Huge Dividend Growth In An Unexpected Place: Seagate Technology PLC (STX), Intel Corporation (INTC)

I’ll admit that sometimes companies surprise me with their dividend increases. I feel like I have a good handle on which companies are reliable dividend payers, and which ones aren’t. Consider this, from the beginning of 2012 until now, Seagate Technology PLC (NASDAQ:STX) has increased their dividend by 52%. Very few companies can claim such a huge increase in such a small amount of time.

A Terabyte Sized Hole In This Theory
I know that some investors are already skeptical because I’m referring to a company that makes hard drives. The popularity of streaming audio and video, flash memory, and cloud storage, might suggest that the traditional hard drive is dead. There is just one big hole in that theory, no one told Seagate or their main competitor Western Digital Corp. (NASDAQ:WDC).

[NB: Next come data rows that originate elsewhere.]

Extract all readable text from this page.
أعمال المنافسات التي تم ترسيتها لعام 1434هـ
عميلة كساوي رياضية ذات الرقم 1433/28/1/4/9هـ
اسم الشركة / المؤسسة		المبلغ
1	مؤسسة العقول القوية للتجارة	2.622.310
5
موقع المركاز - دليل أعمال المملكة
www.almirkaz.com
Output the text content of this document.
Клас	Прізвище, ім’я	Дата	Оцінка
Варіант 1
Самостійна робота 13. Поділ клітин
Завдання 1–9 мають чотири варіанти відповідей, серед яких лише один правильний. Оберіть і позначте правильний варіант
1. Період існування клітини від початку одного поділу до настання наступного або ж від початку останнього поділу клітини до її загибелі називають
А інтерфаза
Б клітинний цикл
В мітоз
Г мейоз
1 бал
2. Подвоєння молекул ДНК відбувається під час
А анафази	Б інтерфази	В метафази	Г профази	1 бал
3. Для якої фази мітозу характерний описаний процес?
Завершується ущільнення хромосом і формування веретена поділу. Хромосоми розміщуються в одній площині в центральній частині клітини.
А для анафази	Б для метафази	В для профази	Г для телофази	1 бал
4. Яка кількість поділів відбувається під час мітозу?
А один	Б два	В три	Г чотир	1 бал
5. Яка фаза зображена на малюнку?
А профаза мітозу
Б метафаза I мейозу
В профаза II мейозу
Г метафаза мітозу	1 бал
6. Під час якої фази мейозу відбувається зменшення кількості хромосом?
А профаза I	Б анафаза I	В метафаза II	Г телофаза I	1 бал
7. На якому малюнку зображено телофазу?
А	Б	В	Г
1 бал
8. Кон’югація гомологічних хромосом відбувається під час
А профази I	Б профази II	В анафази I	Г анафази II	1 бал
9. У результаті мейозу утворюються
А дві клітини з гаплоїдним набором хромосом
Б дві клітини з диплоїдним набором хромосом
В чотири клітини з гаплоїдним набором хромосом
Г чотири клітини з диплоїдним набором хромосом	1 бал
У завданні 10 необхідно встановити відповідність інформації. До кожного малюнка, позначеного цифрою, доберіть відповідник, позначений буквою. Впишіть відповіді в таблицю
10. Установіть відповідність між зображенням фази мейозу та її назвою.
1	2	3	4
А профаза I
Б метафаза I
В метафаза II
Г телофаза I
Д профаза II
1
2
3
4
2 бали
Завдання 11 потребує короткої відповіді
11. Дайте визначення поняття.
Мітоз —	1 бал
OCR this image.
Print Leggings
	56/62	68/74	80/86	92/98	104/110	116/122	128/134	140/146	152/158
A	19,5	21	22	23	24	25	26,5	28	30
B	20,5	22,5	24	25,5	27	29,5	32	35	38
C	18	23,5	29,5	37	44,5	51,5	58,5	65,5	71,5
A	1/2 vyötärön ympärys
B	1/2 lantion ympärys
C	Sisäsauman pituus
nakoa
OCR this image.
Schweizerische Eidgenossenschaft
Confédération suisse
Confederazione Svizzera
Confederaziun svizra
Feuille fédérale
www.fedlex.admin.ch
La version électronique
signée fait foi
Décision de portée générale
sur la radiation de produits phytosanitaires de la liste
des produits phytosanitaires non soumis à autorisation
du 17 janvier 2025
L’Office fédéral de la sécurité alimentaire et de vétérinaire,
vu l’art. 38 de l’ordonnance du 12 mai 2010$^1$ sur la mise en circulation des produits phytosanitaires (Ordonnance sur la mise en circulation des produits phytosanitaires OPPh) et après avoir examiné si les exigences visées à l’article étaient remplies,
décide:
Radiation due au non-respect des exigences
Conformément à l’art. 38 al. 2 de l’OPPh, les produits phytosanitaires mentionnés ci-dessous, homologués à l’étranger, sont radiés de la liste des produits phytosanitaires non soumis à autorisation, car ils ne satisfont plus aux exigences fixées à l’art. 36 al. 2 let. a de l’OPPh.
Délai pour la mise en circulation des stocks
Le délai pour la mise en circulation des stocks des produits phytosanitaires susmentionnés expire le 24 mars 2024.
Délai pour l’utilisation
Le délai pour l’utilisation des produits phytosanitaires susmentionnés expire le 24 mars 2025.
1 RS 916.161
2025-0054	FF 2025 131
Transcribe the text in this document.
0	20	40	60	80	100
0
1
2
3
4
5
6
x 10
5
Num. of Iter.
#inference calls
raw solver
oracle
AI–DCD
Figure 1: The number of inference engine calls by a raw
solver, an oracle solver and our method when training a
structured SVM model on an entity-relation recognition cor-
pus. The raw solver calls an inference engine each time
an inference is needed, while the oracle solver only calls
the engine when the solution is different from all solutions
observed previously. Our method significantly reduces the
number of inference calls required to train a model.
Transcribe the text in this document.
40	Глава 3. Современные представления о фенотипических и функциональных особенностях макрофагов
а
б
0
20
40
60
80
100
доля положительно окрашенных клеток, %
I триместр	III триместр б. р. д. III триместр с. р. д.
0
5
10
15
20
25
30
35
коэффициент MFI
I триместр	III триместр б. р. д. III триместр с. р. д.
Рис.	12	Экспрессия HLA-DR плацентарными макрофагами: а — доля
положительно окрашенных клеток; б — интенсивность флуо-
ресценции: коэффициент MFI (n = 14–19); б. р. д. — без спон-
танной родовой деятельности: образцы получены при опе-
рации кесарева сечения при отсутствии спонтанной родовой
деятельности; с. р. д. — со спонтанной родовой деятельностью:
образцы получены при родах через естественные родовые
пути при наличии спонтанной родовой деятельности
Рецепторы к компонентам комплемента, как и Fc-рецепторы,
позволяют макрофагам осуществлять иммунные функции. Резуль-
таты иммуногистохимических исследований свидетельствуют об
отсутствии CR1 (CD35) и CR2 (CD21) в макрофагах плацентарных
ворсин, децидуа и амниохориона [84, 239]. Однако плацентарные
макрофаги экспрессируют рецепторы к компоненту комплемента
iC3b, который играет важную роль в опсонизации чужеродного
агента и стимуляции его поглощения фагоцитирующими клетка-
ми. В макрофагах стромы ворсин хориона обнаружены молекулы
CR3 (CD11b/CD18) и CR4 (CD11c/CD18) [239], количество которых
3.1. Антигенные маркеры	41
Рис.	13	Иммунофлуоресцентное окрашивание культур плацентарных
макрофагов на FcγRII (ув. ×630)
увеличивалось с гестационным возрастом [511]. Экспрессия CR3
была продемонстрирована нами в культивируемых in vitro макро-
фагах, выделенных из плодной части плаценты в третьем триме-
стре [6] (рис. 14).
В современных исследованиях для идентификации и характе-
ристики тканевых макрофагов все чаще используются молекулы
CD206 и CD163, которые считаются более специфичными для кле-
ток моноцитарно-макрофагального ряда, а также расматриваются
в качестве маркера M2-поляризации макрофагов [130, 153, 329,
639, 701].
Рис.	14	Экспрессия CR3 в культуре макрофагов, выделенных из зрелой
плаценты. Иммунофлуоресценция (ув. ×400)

Seagate Technology PLC (NASDAQ:STX)The truth is, there is still a vast need for traditional storage. Seagate and Western Digital pretty much own the traditional hard drive market, and they are also moving into mobile storage and cloud storage as well. The fact that Seagate saw hard drive shipments jump 24%, and Western Digital saw their shipments increase 107% from a year ago, is further proof that the industry is anything but dead. This also argues well for the traditional computing market, which should be good news for both Microsoft Corporation (NASDAQ:MSFT) and Intel Corporation (NASDAQ:INTC).

The Industry Is Growing?
If you look at market research for the hard drive industry, there are two things driving Seagate and their competition forward. First, the proliferation of smartphones and tablets creates a storage need that these devices just can’t handle. For every picture or video shot on a smartphone, there is a need to store these files. When a consumer can buy a 1 TB Seagate external drive for $86 on, Inc. (NASDAQ:AMZN), or buy 1 TB of cloud storage from Amazon for $500 a year, there is no real decision to be made.

The second growth driver is the shortage in the hard drive market caused by the Thailand floods. These floods disrupted the supply chain, and caused a shortage that isn’t expected to be resolved fully until 2014 according to some experts. In addition, hard drive shipments are expected to increase, “at least through 2016”. This increase is expected to be driven by the increased need to store digital content, and from enterprise sales. Microsoft and Intel investors take note, as these companies dominate the enterprise space.

Third, Windows 8 is expected over time to move customers to replace their computers. Windows 8 just works better with a touch screen device, and this wasn’t a standard feature on most desktop or laptop systems in the last several years. Intel’s development of the Ultrabook segment would seem to spell the death of traditional hard drives, but in most cases manufacturers are sticking with ultra light traditional mobile hard drives.

A Market Leader With A High Yield
Seagate reported earnings recently that beat expectations. Revenue increased nearly 15%, but EPS increased just slightly. However, EPS was affected primarily by higher expenses from the Samsung hard drive business acquisition and the LaCie acquisition. Seagate estimated that it took 43% market share in the last three months.

While Western Digital did show better revenue and EPS growth, the comparison is a bit unfair because of the previously mentioned acquisition expenses for Seagate. In addition, Seagate beat Western Digital in two areas of particular importance to investors. First, Seagate grew free cash flow by 199% versus 103.88% growth at Western Digital. Second, Seagate’s current yield of 4.5% is significantly higher than Western Digital at 2.14%.

Are There Other Options? Yes…But…
To be fair, there are a few ways to play the “non-death” of the hard drive industry. First, Microsoft should be a beneficiary as Windows 8 ramps up and more customers become accustomed to its touch screen capabilities. Seagate’s lineup of solid-state and traditional hard drive options are cheap components that could make touch capable laptops just as appealing as some tablets. Microsoft’s yield of 3.29%, and forward P/E ratio of 9.8 is attractive. The company’s push into mobile devices with the Surface tablet and Windows Phone could lead to better mobile sales as well.

A second option would be to look at Intel. Like Seagate and Western Digital, some investors think Intel is being left behind with the mobile revolution, but don’t count Intel out yet. The company’s 4.21% yield helps while patient investors wait for Intel’s mobile investments to pay off. In addition, the stock trades for about 11 times earnings and analysts are calling for over 12% EPS growth in the next few years. As the overall computing and smartphone market grows, you can bet that Intel will find a way inside.

However, Seagate looks like an excellent choice at current prices. The shares trade for just 6.4 times projected earnings, and though analysts are calling for stagnant growth, the combination of a growing market and pricing power argues otherwise. With a high yield that is covered by a free cash flow payout ratio of just 24%, Seagate has the best combination of yield and payout ratio among the companies we’ve looked at. With a low payout ratio and a nice yield, it’s not hard to see how Seagate could help investors drive nice returns for their portfolio.